Guerra e cumplicidade

isto não é ficção

A crítica contemporânea da velha ideia de «guerra justa» apoia-se com frequência num erro grosseiro. Parte de um princípio fácil de reconhecer por quem da vida social tenha uma perspetiva não contaminada pela paranoia da violência: todas as guerras são más, todas são devastadoras, todas provocam sofrimento, todas deixam um rasto traumático de medo, perda, mutilação e morte. Por isso, considera essa crítica que absolutamente tudo deve ser feito para que sejam evitadas ou para que cessem. Mas atrapalha-se num equívoco capaz de contrariar as melhores intenções quando sublinha, fundada nos valores do relativismo cultural mais inflexível, a impossibilidade de aplicar à violência armada diferenciados graus de ética e de justiça. Considera então que o justo para uma das partes envolvidas não o é necessariamente para a outra, e, em consequência, desconfia de quem se proponha estabelecer critérios que graduem responsabilidades na aferição do mal.
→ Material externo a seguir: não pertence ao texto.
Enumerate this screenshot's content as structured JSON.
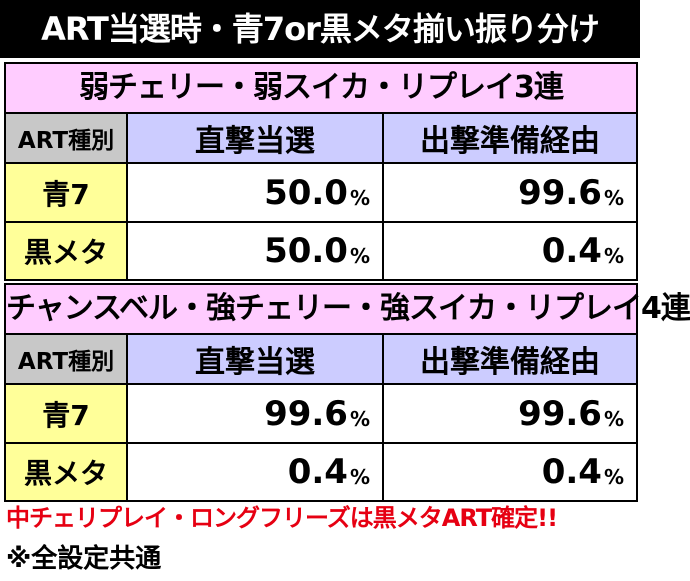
{
  "title": "ART当選時・青7or黒メタ揃い振り分け",
  "tables": [
    {
      "caption": "弱チェリー・弱スイカ・リプレイ3連",
      "header": [
        "ART種別",
        "直撃当選",
        "出撃準備経由"
      ],
      "rows": [
        {
          "label": "青7",
          "cells": [
            {
              "value": "50.0",
              "unit": "%"
            },
            {
              "value": "99.6",
              "unit": "%"
            }
          ]
        },
        {
          "label": "黒メタ",
          "cells": [
            {
              "value": "50.0",
              "unit": "%"
            },
            {
              "value": "0.4",
              "unit": "%"
            }
          ]
        }
      ]
    },
    {
      "caption": "チャンスベル・強チェリー・強スイカ・リプレイ4連",
      "header": [
        "ART種別",
        "直撃当選",
        "出撃準備経由"
      ],
      "rows": [
        {
          "label": "青7",
          "cells": [
            {
              "value": "99.6",
              "unit": "%"
            },
            {
              "value": "99.6",
              "unit": "%"
            }
          ]
        },
        {
          "label": "黒メタ",
          "cells": [
            {
              "value": "0.4",
              "unit": "%"
            },
            {
              "value": "0.4",
              "unit": "%"
            }
          ]
        }
      ]
    }
  ],
  "notes": [
    "中チェリプレイ・ロングフリーズは黒メタART確定!!",
    "※全設定共通"
  ]
}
Sempre que o tema ressurge é fácil apontar exemplos históricos que contrariem a eficácia ou o tino dessa forma de conceber a guerra como mal absoluto, contra o qual a melhor atitude é a fuga ou a passividade. Talvez o mais forte seja aquele que levanta o inventário da destruição de vidas durante a Segunda Guerra Mundial. O maior número de perdas humanas aconteceu então na União Soviética, apontando as estimativas para cerca de 24 milhões de pessoas, 15 milhões delas civis. O segundo país que sofreu maior número de baixas foi, entretanto, a Alemanha, com 9 milhões de mortos, dos quais 4 milhões não eram militares, não contando a estimativa as vítimas do Holocausto. A esmagadora maioria foi sujeita aos bombardeamentos aéreos dos Aliados e às represálias impostas pelo Exército Vermelho. O escritor W. G. Sebald foi dos primeiros alemães, e fê-lo só meio século após a guerra, a referir de forma pública esta realidade brutal. Na História Natural da Destruição, fala, a propósito da intervenção da Royal Air Force a partir dos céus alemães, de «400.000 voos, um milhão de toneladas de bombas sobre o território inimigo» e das «131 cidades atacadas, algumas uma só vez, outras repetidamente, muitas quase totalmente arrasadas», com «600.000 alemães que caíram vítimas da guerra aérea, três milhões e meio de habitações destruídas, sete milhões e meio de desalojados».

Perante tal cenário, que poderão dizer, se quiserem ser coerentes, os defensores da inexistência de critérios de justiça aplicados à guerra, pugnando indiscriminadamente pela não-intervenção? Que fez de mal, perguntar-se-ia nesse quadro interpretativo, quem se opôs pela via da força ao domínio nazi da Europa, tendo sido por certo melhor aguardar que o povo alemão se erguesse sozinho contra os seus próprios carrascos? Alguns historiadores têm insistido na cumplicidade da larga maioria deste no apoio ao nacional-socialismo, na crueldade para com os judeus e sobretudo no saque e na destruição levados a cabo nos territórios conquistados, mas nem é isso que está aqui em causa. A realidade é que sem esse vendaval de fogo e horror lançado sobre as cidades germânicas, Hitler jamais teria caído, ou então teria conservado a capacidade de negociar uma paz vantajosa. E a Solução Final então em curso teria sido cumprida. Neste caso, como em tantos outros, a lei da proporção na condução da guerra e a valorização da justeza desta como forma de conter um regime agressivo e sanguinário, determinou uma escolha muito difícil, com resultados brutais, mas que foi historicamente necessária.

Tudo isto é pouco edificante, sem dúvida, mas não é por isso que deixa de colocar um problema que continuamos a defrontar e para o qual de vez em quando são exigidas repostas. Se a intervenção militar em casos extremos jamais é desejável e corresponde sempre a uma escolha muito perigosa e com consequências inevitavelmente negativas, em algumas situações o não-intervencionismo absoluto e o falso «pacifismo» representam cumplicidade para com os crimes de quem deles se vale para continuar arbitrariamente a prender, a torturar, a matar, atirando os corpos para a paz putrefata das valas comuns.